Sunday, December 16, 2018

Houses.

We have been moving around the city ever since I was a child till we ended up buying a house in South Cal in 2014.
The experiences have been myriad to say the least. As I stood reminiscing about how the houses and all that they have brought in with them have shaped me through the years, I couldn't help but smile.

Childhood began with a stint at Kalyani. A quaint little house where morning winds were always moist with the aroma of fresh flowers. Gardens. Bach in the background, hot milk and kindergarten. T.V. with buttons for channels, a dial on the phone. Talking about milk, it used to come in glass bottles at 7.
We had a library, which also had a record player and a stack of vinyls. Easy chairs. Eucalyptus trees by the gate and a neighbor with a vintage car and a vintage smile.

We moved in to the city a few years later. Cramped ourselves in a small apartment in South Cal. I had learnt by then that space was important. I missed the library, but we made that up with regular visits to my grand parents at Kalyani during the weekends.
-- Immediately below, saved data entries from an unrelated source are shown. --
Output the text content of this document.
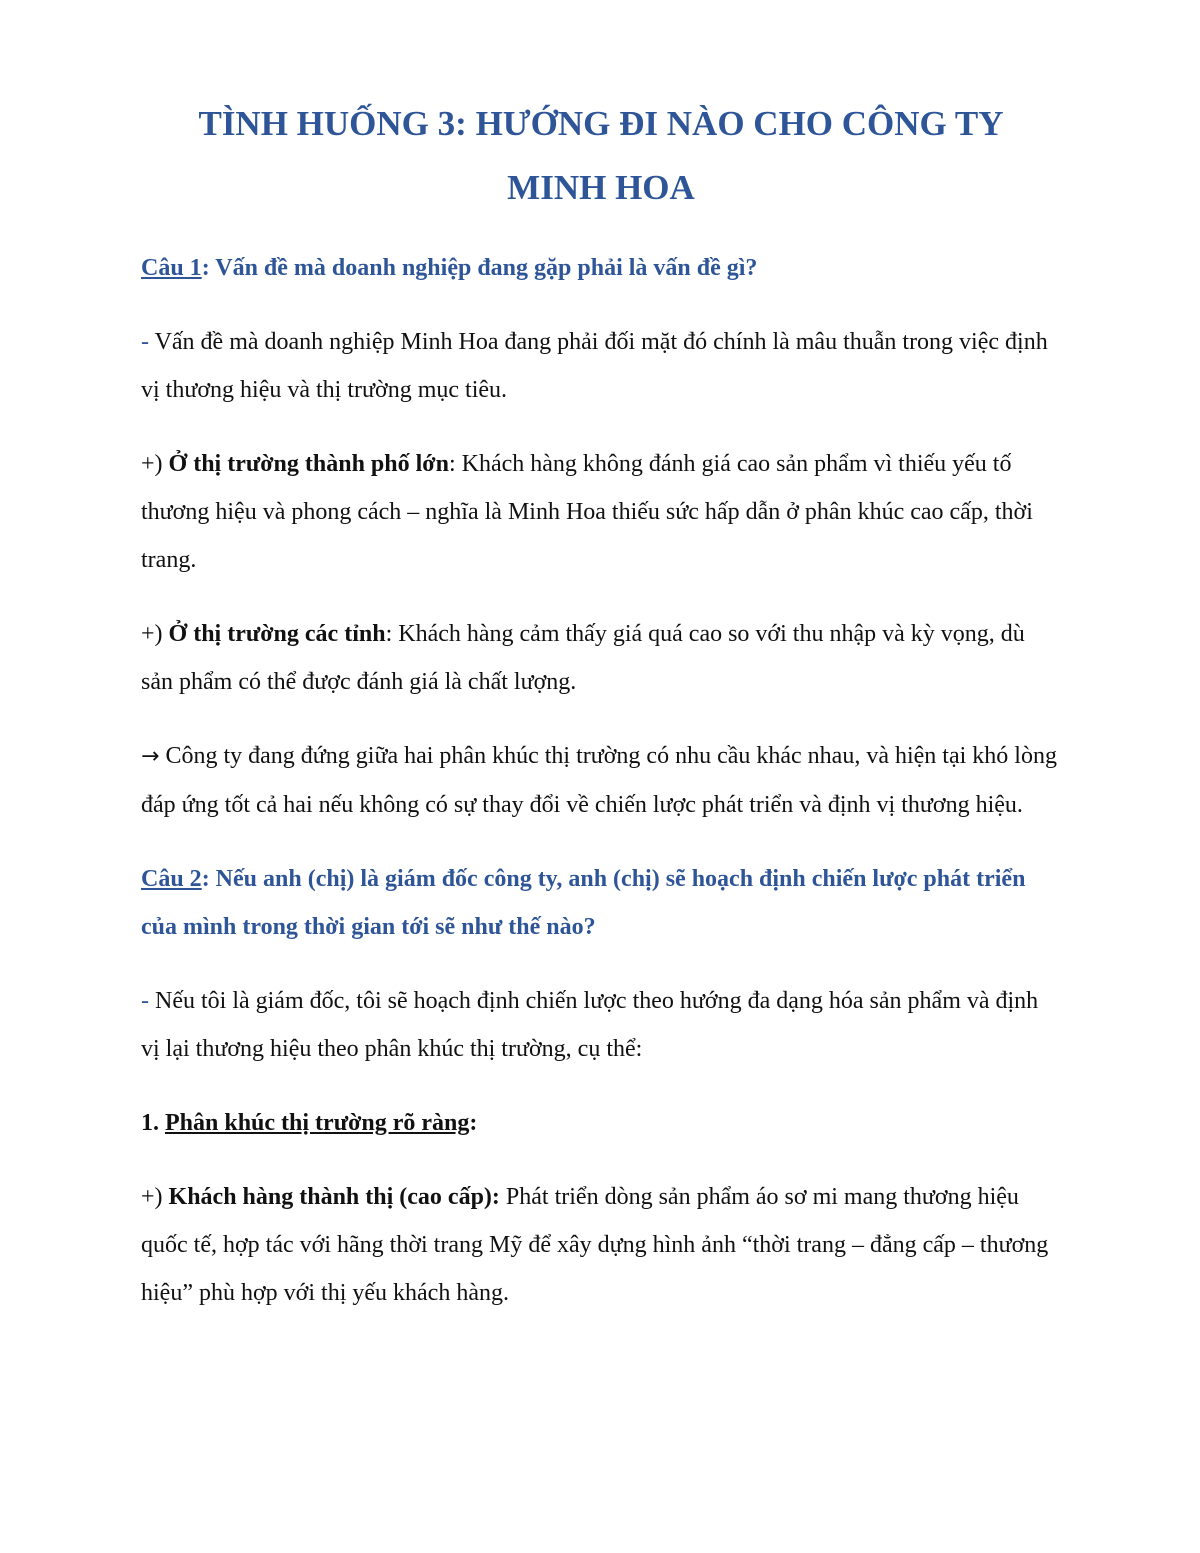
TÌNH HUỐNG 3: HƯỚNG ĐI NÀO CHO CÔNG TY
MINH HOA

Câu 1: Vấn đề mà doanh nghiệp đang gặp phải là vấn đề gì?

- Vấn đề mà doanh nghiệp Minh Hoa đang phải đối mặt đó chính là mâu thuẫn trong việc định vị thương hiệu và thị trường mục tiêu.

+) Ở thị trường thành phố lớn: Khách hàng không đánh giá cao sản phẩm vì thiếu yếu tố thương hiệu và phong cách – nghĩa là Minh Hoa thiếu sức hấp dẫn ở phân khúc cao cấp, thời trang.

+) Ở thị trường các tỉnh: Khách hàng cảm thấy giá quá cao so với thu nhập và kỳ vọng, dù sản phẩm có thể được đánh giá là chất lượng.

→ Công ty đang đứng giữa hai phân khúc thị trường có nhu cầu khác nhau, và hiện tại khó lòng đáp ứng tốt cả hai nếu không có sự thay đổi về chiến lược phát triển và định vị thương hiệu.

Câu 2: Nếu anh (chị) là giám đốc công ty, anh (chị) sẽ hoạch định chiến lược phát triển của mình trong thời gian tới sẽ như thế nào?

- Nếu tôi là giám đốc, tôi sẽ hoạch định chiến lược theo hướng đa dạng hóa sản phẩm và định vị lại thương hiệu theo phân khúc thị trường, cụ thể:

1. Phân khúc thị trường rõ ràng:

+) Khách hàng thành thị (cao cấp): Phát triển dòng sản phẩm áo sơ mi mang thương hiệu quốc tế, hợp tác với hãng thời trang Mỹ để xây dựng hình ảnh “thời trang – đẳng cấp – thương hiệu” phù hợp với thị yếu khách hàng.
Suddenly, we had to move again. This time, to North cal.
This new House was quite something. And the setting, the ambiance of the house as well as the neighbourhood was truly surreal. 
A british Quarter within a medical institute, which in itself was as old as the city it seemed. The campus had space, but was within the bustle of the North. The neighbourhood around it was, and still is, cramped and smelled like working class.
It baffles me today when I consider the number and the variety of people living there and making ends meet. 
The easy by lanes of the South are polar opposites to the busy streets of the North. The Houses here are conjoint twins and the families within are as different as they can get. Some houses have a small courtyard. The walls tell stories of sustenance. 
That was a contrast. Our house had high ceilings and a balcony. A rare find.
Morning would involve a pretty long walk or a tram ride to the bus stop for school. 
The winters were always more memorable. I remember buying my woollens from the Bhutia bazar.
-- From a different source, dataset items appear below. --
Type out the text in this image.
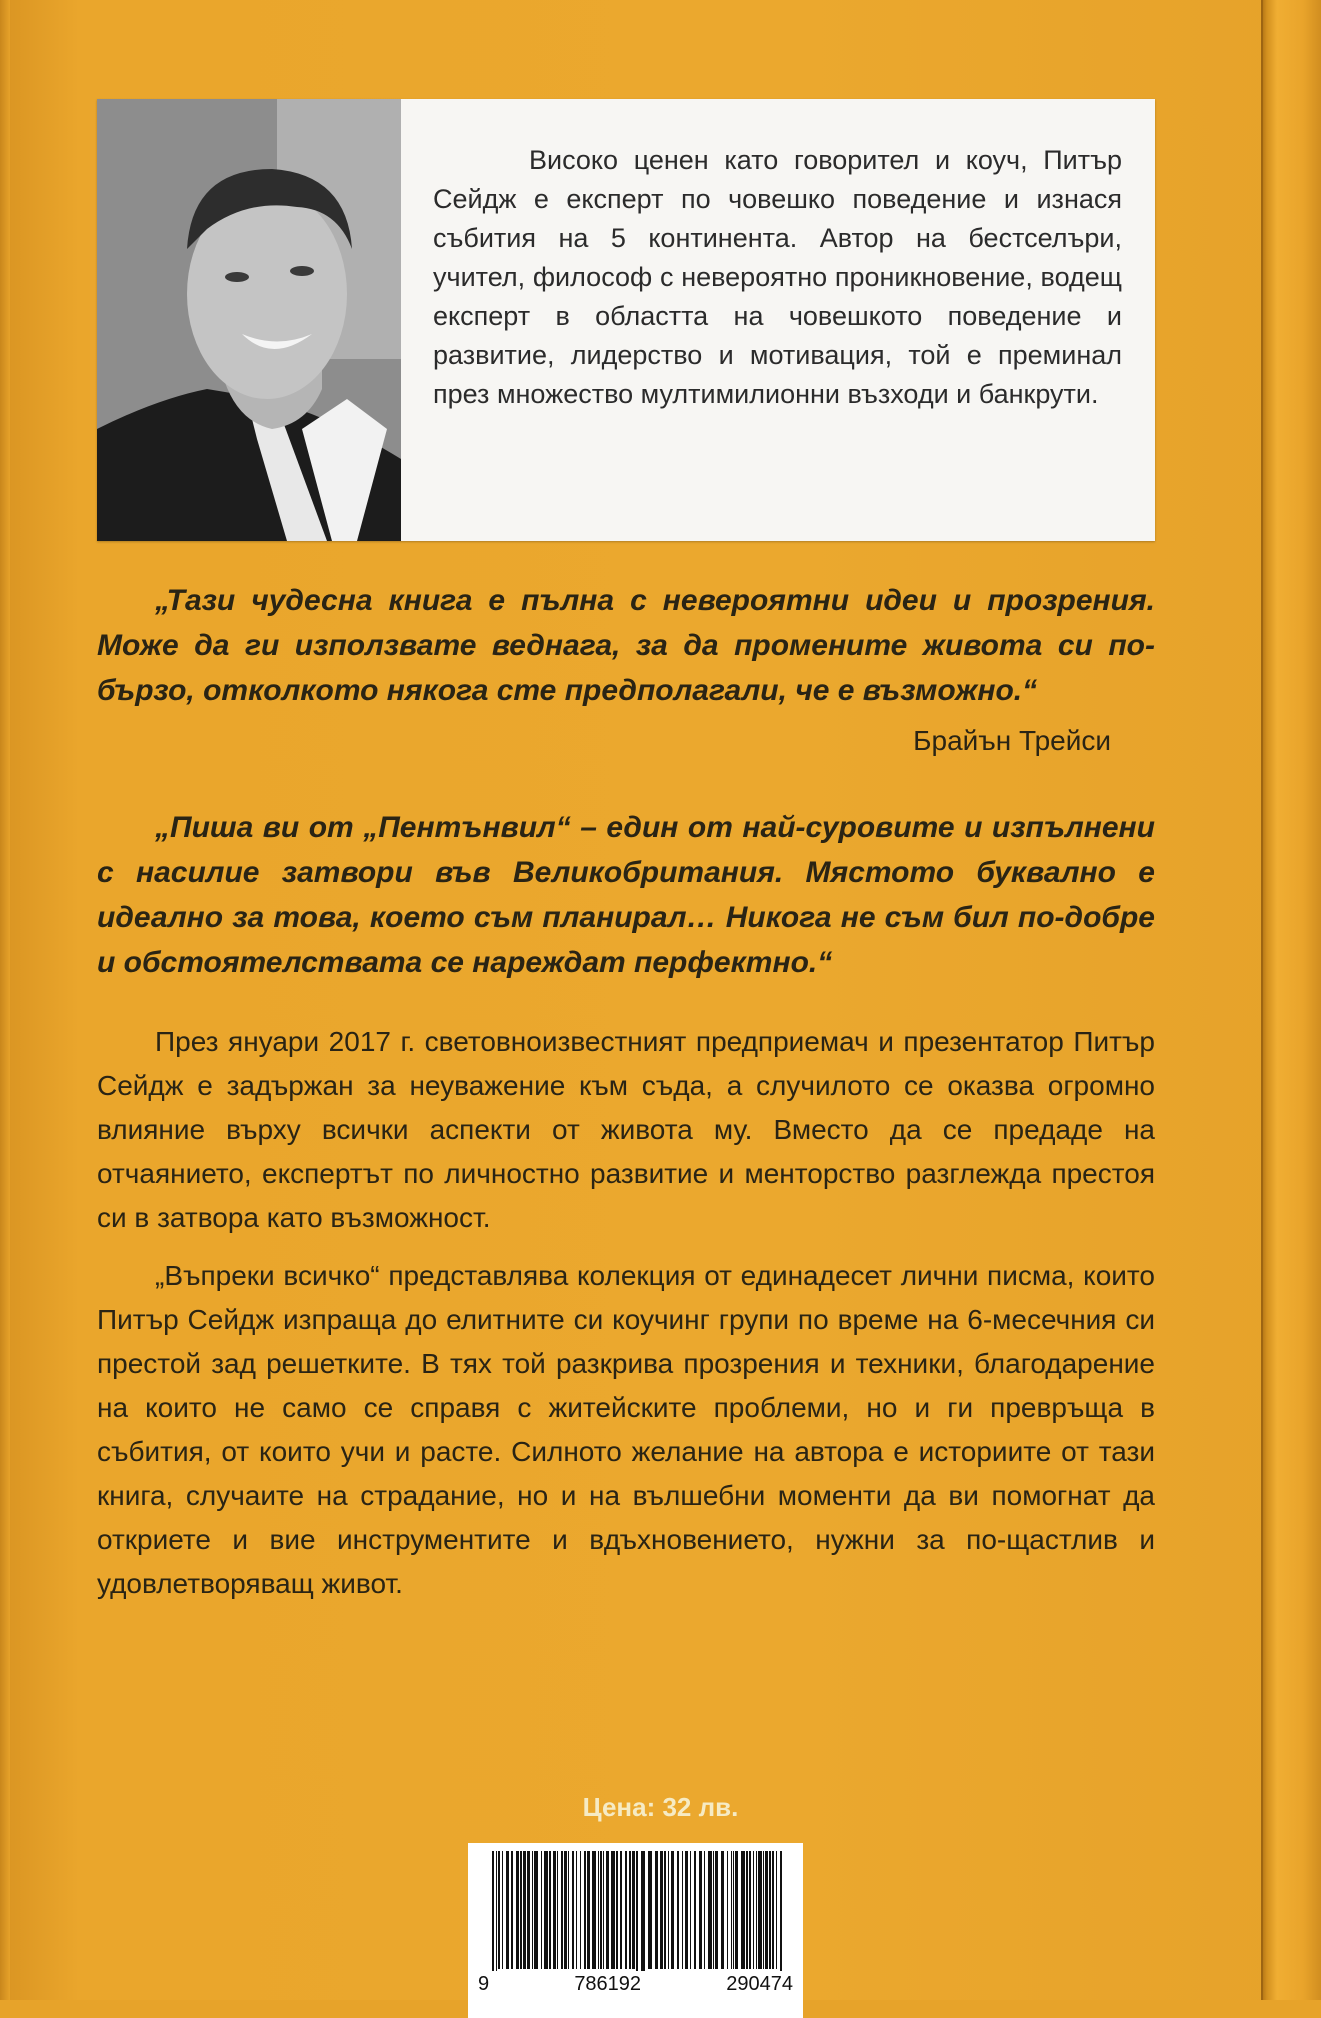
Високо ценен като говорител и коуч, Питър Сейдж е експерт по човешко поведение и изнася събития на 5 континента. Автор на бестселъри, учител, философ с невероятно проникновение, водещ експерт в областта на човешкото поведение и развитие, лидерство и мотивация, той е преминал през множество мултимилионни възходи и банкрути.
„Тази чудесна книга е пълна с невероятни идеи и прозрения. Може да ги използвате веднага, за да промените живота си по-бързо, отколкото някога сте предполагали, че е възможно.“
Брайън Трейси
„Пиша ви от „Пентънвил“ – един от най-суровите и изпълнени с насилие затвори във Великобритания. Мястото буквално е идеално за това, което съм планирал… Никога не съм бил по-добре и обстоятелствата се нареждат перфектно.“
През януари 2017 г. световноизвестният предприемач и презентатор Питър Сейдж е задържан за неуважение към съда, а случилото се оказва огромно влияние върху всички аспекти от живота му. Вместо да се предаде на отчаянието, експертът по личностно развитие и менторство разглежда престоя си в затвора като възможност.
„Въпреки всичко“ представлява колекция от единадесет лични писма, които Питър Сейдж изпраща до елитните си коучинг групи по време на 6-месечния си престой зад решетките. В тях той разкрива прозрения и техники, благодарение на които не само се справя с житейските проблеми, но и ги превръща в събития, от които учи и расте. Силното желание на автора е историите от тази книга, случаите на страдание, но и на вълшебни моменти да ви помогнат да откриете и вие инструментите и вдъхновението, нужни за по-щастлив и удовлетворяващ живот.
Цена: 32 лв.
9	786192	290474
Halfway through high school, we moved back south. 
It was an apartment. I realised space was elusive. 
It was near my old neighbourhood when we had moved out to the North. On my return I had noticed how my old acquaintances had moulded themselves into adults. I had noted that they had become the same people whom they had seen on the porches during their childhood when we fooled around the weekends.
It was a long sigh from my end.
Luckily our apartment had a neat terrace. I share some really personal memories with that place.

Then, finally, we found another house worthy of living in. 
But soon, I will have to move out. 
Belonging somewhere is equally rewarding and difficult.

I'd like to call it a night for the time being. It has been easy lately.
Today it was raining. Very unusual for December.